The Ghost Of Christopher Reeve

Susan and I went to the Grove yesterday for a heat-beating matinee. Though we arrived in time for the 1:05 p.m. showing of Cars, we still opted for 1:25 p.m. screening of Superman Returns because even if it sucked it would pay dividends in terms of its near three-hour running time allowing us such extended use of the theater’s air-conditioning system.

Well, it didn’t suck. But it didn’t fly either. Not for lack of trying though.

I enjoyed the performances (even if all the main good guys were a tad too young; Lois’ child not-withstanding… that actor actually looked older than his character’s age), the special effects were bangzoomwow, and director/co-producer/co-writer Bryan Singer clearly put a lot of heart into the story and its telling.

But in the end it just didn’t click, perhaps because Singer tried to do everything here. He tried to make it an unrequited love story. He tried to make it an action-adventure. Arching over it all he took it severely into the realm biblical allegory.
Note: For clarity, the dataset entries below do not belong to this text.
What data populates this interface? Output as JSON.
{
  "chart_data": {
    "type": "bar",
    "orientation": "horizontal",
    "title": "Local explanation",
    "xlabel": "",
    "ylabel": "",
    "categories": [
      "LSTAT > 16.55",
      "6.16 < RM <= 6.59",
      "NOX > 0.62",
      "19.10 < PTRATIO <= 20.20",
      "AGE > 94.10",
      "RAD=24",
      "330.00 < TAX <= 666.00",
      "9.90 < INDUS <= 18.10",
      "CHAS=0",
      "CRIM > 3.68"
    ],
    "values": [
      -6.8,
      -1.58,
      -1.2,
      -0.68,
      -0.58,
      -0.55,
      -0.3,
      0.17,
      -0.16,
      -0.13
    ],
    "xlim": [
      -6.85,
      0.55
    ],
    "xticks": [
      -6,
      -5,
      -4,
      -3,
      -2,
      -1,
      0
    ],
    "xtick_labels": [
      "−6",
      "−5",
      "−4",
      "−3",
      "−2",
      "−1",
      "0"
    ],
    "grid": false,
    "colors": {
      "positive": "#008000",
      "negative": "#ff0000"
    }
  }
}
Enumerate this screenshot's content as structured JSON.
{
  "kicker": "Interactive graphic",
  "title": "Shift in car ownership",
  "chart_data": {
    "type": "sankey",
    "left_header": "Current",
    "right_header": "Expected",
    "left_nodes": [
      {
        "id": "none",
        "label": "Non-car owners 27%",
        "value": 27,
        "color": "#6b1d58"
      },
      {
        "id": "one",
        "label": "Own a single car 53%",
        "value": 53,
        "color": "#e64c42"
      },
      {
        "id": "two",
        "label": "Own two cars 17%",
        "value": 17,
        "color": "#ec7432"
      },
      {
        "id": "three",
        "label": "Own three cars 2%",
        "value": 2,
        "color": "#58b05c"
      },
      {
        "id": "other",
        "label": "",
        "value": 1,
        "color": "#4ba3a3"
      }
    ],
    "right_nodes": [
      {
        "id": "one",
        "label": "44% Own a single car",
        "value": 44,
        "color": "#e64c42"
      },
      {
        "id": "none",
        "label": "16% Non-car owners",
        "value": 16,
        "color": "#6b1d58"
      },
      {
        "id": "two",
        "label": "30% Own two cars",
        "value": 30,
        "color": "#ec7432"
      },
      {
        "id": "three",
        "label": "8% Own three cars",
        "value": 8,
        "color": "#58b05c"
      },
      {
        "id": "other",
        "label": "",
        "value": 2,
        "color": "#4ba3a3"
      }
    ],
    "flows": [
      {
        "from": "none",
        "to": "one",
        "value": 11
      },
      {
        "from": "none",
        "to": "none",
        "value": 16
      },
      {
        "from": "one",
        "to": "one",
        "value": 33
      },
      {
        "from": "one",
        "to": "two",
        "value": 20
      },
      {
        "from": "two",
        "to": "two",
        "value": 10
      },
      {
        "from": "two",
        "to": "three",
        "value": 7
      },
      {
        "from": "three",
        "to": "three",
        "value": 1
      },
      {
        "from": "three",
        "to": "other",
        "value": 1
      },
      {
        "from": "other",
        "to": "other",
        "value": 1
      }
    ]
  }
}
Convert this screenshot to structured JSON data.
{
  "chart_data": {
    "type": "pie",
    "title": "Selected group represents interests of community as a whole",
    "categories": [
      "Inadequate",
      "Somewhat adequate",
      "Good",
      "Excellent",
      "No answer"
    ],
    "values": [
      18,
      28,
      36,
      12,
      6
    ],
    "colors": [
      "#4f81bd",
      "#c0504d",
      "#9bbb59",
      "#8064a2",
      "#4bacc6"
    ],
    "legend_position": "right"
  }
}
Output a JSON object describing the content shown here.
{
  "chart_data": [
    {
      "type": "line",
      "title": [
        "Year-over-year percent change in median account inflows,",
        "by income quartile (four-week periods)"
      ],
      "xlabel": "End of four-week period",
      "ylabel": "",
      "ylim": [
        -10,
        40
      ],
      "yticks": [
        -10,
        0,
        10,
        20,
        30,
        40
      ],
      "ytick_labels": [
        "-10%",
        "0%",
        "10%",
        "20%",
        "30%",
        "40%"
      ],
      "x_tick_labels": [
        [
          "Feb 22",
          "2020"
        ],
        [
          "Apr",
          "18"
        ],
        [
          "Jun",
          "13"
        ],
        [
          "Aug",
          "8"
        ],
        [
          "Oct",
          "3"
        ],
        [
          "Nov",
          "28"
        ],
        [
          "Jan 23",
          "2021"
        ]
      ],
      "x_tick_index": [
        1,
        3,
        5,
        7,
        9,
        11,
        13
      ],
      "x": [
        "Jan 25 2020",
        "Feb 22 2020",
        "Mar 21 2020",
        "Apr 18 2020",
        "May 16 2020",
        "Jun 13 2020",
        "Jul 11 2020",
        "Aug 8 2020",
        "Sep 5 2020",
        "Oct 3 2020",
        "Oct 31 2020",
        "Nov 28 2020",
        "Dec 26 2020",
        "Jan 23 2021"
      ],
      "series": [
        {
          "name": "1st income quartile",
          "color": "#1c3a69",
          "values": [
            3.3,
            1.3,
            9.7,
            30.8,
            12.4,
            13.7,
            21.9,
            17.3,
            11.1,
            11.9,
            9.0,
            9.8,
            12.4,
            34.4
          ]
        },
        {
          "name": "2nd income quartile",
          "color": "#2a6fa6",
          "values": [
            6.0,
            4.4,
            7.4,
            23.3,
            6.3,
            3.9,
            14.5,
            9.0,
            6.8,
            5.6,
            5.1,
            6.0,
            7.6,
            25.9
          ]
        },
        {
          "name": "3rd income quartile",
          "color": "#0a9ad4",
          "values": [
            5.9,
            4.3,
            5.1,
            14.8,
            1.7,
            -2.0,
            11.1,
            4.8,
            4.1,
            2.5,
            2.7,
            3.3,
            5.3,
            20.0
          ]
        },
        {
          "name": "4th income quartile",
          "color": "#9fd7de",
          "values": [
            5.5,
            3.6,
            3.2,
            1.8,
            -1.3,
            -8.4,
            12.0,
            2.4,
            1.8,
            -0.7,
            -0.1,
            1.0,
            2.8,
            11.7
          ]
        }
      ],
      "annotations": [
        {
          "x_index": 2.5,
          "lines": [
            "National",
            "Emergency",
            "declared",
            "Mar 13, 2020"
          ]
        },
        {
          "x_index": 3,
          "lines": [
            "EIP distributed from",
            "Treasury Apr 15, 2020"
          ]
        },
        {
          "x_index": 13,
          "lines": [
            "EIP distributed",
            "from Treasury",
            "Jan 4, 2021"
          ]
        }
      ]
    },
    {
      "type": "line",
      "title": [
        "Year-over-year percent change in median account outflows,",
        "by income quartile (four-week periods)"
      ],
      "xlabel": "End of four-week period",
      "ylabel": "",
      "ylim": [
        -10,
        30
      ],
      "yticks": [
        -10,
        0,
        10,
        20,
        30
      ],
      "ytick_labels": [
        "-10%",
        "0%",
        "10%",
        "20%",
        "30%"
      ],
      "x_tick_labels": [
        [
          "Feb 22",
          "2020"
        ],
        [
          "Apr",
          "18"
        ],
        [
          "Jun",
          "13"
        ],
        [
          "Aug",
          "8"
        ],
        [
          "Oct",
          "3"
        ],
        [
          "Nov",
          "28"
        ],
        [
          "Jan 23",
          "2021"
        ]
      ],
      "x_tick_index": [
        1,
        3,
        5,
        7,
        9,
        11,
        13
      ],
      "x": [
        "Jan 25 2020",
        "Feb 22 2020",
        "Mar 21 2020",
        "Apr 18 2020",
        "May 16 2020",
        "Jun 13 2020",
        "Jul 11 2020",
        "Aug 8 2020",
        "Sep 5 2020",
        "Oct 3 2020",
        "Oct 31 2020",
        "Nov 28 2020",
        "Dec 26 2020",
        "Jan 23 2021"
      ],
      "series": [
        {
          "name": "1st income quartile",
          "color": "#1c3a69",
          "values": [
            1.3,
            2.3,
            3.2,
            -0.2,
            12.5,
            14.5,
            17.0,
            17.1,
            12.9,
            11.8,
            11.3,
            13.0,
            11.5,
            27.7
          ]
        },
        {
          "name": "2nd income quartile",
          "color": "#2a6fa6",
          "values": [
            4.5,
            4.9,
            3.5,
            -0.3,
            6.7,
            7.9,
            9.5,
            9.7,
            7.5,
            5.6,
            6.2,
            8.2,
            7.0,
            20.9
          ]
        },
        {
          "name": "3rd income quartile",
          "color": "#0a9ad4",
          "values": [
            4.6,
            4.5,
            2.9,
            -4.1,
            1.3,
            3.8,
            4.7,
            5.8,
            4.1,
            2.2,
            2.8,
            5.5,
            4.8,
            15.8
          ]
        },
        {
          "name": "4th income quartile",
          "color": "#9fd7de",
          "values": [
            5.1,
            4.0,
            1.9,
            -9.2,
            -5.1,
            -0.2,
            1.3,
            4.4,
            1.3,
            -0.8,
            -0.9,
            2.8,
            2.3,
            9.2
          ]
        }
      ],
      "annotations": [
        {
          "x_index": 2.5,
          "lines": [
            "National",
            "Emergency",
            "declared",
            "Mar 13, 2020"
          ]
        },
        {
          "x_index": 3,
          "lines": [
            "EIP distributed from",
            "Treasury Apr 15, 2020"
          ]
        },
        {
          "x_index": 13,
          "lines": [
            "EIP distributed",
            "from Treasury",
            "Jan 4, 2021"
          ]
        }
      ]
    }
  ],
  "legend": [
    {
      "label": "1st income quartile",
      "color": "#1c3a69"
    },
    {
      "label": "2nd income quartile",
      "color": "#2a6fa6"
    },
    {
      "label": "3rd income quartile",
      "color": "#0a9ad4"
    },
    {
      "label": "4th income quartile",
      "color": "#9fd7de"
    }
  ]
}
And then once all those threads were stitched together and the rather been-there-done-that climactic battle between Superman and nemesis Lex Luthor had been waged, he didn’t know how to (or want to) end it, so he opted for a good old Lord of the Rings: Return of the King multiple-part finish that petered out variously with Luthor and Kitty so unfulfillingly marooned on some dime-sized sandbar (off the Eastern seaboard?) arguing over coconuts, Superman on his perceived deathbed receiving the kiss of life from Lane’s kid, and finally soaring into the stratosphere with a nod to the audience practically identical — and in fitting homage — to the one Christopher Reeve did back when it was his turn to soar.

Only when Reeve did it I nodded back. This time, I just shook my head.